Global Alpha was the brainchild of the legendary hedge-fund manager Cliff Asness, one of the original quant investors who used proprietary and highly sophisticated computer models to buy and sell baskets of stocks and other securities hoping to take advantage of the market’s failure to value them correctly. In late 1995, Asness persuaded Goldman to allow him and his team of high-powered mathematicians to use a small amount of Goldman partners’ money to start a fund.
In short order, the team turned the partners’ $10 million grubstake into $100 million. Goldman then opened the fund, named Global Alpha, to outside investors. (Asness once told me the firm used the pitch, “You get the Goldman secret sauce with this smart team.") The fund was a rocket ship, up 111 percent in 1996 and 42 percent in 1997. By that time, they were managing $7 billion in total. (In early 1998, Asness and his team left to start their own hedge-fund, Applied Quantitative Research. AQR now has $41 billion under management.)
After Asness left, Global Alpha had a mixed record but had managed to accumulate more than $11 billion in assets by 2007. But the fund collapsed that summer as the global markets began to implode and the magnitude of the financial crisis was becoming better known. In August 2007 alone, the fund was down 23 percent; it fell 40 percent for the year.
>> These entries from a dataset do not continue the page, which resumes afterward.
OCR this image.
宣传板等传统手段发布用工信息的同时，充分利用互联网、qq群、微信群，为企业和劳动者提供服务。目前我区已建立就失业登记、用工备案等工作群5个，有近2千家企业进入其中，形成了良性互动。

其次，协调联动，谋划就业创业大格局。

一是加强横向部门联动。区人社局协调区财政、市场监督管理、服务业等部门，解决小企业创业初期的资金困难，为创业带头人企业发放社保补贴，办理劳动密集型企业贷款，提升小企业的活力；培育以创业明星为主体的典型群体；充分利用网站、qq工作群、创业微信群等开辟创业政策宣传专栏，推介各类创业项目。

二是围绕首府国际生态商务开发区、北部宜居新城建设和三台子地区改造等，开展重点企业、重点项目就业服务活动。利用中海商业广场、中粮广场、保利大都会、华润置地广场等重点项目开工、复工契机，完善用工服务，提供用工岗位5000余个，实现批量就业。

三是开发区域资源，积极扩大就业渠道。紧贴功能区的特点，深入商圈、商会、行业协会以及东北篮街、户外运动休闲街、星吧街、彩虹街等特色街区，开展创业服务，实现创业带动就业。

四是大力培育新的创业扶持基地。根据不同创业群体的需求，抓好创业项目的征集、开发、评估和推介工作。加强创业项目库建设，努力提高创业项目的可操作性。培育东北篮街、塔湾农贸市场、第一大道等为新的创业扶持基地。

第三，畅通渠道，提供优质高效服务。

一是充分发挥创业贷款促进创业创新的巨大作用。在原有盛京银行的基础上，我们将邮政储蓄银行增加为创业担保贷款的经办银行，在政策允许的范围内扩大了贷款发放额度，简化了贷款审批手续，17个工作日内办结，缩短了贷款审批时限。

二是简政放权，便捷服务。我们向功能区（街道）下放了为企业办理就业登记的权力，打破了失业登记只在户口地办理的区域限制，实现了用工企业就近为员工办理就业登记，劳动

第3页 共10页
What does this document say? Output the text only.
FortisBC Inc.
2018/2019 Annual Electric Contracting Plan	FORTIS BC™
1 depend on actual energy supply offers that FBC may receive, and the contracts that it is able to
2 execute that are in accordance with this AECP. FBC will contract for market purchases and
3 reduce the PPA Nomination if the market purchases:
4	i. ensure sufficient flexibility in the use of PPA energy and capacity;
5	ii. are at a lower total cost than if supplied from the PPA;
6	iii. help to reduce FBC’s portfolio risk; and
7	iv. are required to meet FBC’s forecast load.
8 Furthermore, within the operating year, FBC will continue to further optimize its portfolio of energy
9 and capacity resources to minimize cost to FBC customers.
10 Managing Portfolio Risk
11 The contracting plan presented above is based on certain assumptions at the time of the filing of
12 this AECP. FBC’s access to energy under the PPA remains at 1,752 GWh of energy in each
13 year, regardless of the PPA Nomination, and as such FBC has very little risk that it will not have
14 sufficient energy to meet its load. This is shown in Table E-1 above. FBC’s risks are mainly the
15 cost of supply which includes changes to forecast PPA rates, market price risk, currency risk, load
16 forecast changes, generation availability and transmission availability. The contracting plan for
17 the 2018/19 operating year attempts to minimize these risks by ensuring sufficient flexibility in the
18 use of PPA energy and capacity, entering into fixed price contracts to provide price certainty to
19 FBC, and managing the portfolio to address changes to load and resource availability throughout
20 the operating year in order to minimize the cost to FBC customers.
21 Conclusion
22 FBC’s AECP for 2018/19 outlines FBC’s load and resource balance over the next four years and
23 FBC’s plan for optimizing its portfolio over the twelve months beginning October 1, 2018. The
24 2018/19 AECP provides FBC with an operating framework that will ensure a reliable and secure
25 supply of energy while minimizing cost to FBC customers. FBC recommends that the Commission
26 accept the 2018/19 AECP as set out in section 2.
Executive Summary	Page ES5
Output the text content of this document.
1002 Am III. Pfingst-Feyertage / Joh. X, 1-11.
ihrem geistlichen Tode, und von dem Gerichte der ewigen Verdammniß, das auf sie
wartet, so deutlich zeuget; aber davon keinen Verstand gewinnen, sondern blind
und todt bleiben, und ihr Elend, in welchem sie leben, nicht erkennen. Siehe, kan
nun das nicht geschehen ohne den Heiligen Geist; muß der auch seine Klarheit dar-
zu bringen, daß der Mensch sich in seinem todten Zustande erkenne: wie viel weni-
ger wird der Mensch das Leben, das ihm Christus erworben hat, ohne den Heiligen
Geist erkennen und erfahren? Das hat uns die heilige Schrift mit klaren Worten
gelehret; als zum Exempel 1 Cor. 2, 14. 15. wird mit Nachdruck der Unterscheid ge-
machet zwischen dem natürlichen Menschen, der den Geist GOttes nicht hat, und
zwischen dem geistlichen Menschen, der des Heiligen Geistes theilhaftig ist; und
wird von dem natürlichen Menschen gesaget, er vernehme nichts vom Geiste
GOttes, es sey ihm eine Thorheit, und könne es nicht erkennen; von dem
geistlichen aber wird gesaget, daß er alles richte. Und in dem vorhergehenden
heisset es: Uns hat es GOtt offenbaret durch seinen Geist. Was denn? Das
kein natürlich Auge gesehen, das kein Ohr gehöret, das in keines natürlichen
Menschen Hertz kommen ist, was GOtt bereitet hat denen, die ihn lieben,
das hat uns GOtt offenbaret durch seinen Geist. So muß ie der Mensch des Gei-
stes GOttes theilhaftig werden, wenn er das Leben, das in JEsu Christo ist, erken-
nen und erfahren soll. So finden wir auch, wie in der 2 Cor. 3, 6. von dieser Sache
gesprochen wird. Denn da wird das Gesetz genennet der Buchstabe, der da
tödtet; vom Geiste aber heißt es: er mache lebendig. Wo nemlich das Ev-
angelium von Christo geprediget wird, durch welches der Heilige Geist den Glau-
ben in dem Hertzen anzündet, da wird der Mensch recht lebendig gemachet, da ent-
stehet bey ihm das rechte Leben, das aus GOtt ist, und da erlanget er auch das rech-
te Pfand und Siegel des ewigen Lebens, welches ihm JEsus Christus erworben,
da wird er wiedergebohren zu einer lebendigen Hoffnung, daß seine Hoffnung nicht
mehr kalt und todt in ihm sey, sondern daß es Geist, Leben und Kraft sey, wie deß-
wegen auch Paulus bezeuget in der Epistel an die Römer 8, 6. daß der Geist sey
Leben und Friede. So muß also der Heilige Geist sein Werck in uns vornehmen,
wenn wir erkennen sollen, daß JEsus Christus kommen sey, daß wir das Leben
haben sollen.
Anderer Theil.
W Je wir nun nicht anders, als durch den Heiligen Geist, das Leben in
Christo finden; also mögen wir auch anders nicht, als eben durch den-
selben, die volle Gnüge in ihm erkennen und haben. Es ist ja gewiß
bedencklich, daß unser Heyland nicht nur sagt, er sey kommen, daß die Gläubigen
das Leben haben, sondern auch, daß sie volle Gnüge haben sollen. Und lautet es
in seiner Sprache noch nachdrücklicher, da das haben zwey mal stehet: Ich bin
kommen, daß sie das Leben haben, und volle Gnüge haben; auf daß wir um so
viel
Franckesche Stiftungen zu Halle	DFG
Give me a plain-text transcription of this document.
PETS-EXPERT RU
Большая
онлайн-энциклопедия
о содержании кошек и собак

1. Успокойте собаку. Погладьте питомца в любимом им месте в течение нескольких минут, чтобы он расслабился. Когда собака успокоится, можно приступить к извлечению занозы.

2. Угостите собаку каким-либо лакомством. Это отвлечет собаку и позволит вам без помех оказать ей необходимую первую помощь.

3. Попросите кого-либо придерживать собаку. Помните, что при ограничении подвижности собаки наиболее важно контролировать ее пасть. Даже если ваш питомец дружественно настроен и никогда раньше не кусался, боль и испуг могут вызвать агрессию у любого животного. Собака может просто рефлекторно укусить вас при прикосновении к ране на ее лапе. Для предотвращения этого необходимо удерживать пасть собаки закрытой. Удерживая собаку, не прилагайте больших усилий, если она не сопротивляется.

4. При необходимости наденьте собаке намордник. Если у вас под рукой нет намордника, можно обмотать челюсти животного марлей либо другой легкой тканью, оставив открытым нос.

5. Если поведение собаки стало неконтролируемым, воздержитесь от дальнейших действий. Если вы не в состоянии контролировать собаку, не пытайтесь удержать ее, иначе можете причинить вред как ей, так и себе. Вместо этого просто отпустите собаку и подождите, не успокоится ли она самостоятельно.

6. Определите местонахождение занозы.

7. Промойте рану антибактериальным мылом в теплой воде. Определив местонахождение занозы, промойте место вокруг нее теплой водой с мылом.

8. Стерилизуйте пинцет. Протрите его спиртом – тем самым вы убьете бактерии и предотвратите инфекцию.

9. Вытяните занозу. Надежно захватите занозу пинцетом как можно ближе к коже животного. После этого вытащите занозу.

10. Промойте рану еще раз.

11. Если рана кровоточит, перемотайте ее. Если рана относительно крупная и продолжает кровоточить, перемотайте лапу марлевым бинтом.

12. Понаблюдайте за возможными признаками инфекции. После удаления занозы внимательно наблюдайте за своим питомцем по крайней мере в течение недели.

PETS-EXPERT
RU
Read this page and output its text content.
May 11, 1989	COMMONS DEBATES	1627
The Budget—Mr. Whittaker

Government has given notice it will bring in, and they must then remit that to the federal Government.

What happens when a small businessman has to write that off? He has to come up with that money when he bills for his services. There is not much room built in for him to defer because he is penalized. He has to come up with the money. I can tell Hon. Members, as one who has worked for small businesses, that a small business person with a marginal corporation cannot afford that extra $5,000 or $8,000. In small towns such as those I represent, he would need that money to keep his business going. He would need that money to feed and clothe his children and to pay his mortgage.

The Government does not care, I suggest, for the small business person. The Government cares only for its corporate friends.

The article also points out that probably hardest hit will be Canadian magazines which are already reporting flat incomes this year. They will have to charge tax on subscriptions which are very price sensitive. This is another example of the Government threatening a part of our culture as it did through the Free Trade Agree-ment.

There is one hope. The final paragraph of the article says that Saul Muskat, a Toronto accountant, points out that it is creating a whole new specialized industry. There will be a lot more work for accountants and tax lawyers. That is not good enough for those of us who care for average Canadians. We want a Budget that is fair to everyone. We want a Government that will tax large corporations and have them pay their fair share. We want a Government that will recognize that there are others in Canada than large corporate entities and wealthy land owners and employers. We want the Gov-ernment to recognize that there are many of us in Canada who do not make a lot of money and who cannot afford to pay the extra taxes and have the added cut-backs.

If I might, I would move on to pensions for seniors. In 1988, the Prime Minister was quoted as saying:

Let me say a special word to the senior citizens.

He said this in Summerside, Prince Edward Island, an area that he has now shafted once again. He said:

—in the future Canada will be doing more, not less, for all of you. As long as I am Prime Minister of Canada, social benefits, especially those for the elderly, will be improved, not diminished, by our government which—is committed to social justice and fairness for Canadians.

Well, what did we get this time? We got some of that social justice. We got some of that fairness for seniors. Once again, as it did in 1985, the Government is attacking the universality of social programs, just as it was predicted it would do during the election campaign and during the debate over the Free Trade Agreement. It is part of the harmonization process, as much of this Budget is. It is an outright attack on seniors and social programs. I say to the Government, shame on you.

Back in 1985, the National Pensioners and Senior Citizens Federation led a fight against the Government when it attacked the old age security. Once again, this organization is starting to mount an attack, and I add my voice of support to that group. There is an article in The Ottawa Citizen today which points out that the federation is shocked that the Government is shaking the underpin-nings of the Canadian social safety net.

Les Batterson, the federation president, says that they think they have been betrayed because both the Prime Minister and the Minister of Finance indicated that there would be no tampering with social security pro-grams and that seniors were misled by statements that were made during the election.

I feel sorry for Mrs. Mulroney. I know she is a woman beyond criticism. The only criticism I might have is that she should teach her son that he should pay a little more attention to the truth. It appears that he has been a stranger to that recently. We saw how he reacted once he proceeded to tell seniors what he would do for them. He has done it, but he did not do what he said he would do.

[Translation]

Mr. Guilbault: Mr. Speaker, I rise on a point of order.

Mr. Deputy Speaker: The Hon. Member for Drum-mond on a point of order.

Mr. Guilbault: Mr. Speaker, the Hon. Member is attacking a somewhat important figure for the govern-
To Goldman’s credit, though, it decided to see the Global Alpha fund through those hard times by investing $2 billion of its own money into it as well as another $1 billion from its well-healed clients, including billionaire Eli Broad; a C.V. Starr fund run by former AIG chief executive officer Hank Greenberg; and the hedge fund Perry Capital, whose founder Richard Perry was a Goldman alumnus.
By contrast, a month early Bear Stearns had allowed two if its hedge funds, with some $1.5 billion of investors’ capital, to collapse and then to be liquidated. The Great Recession was off to the races.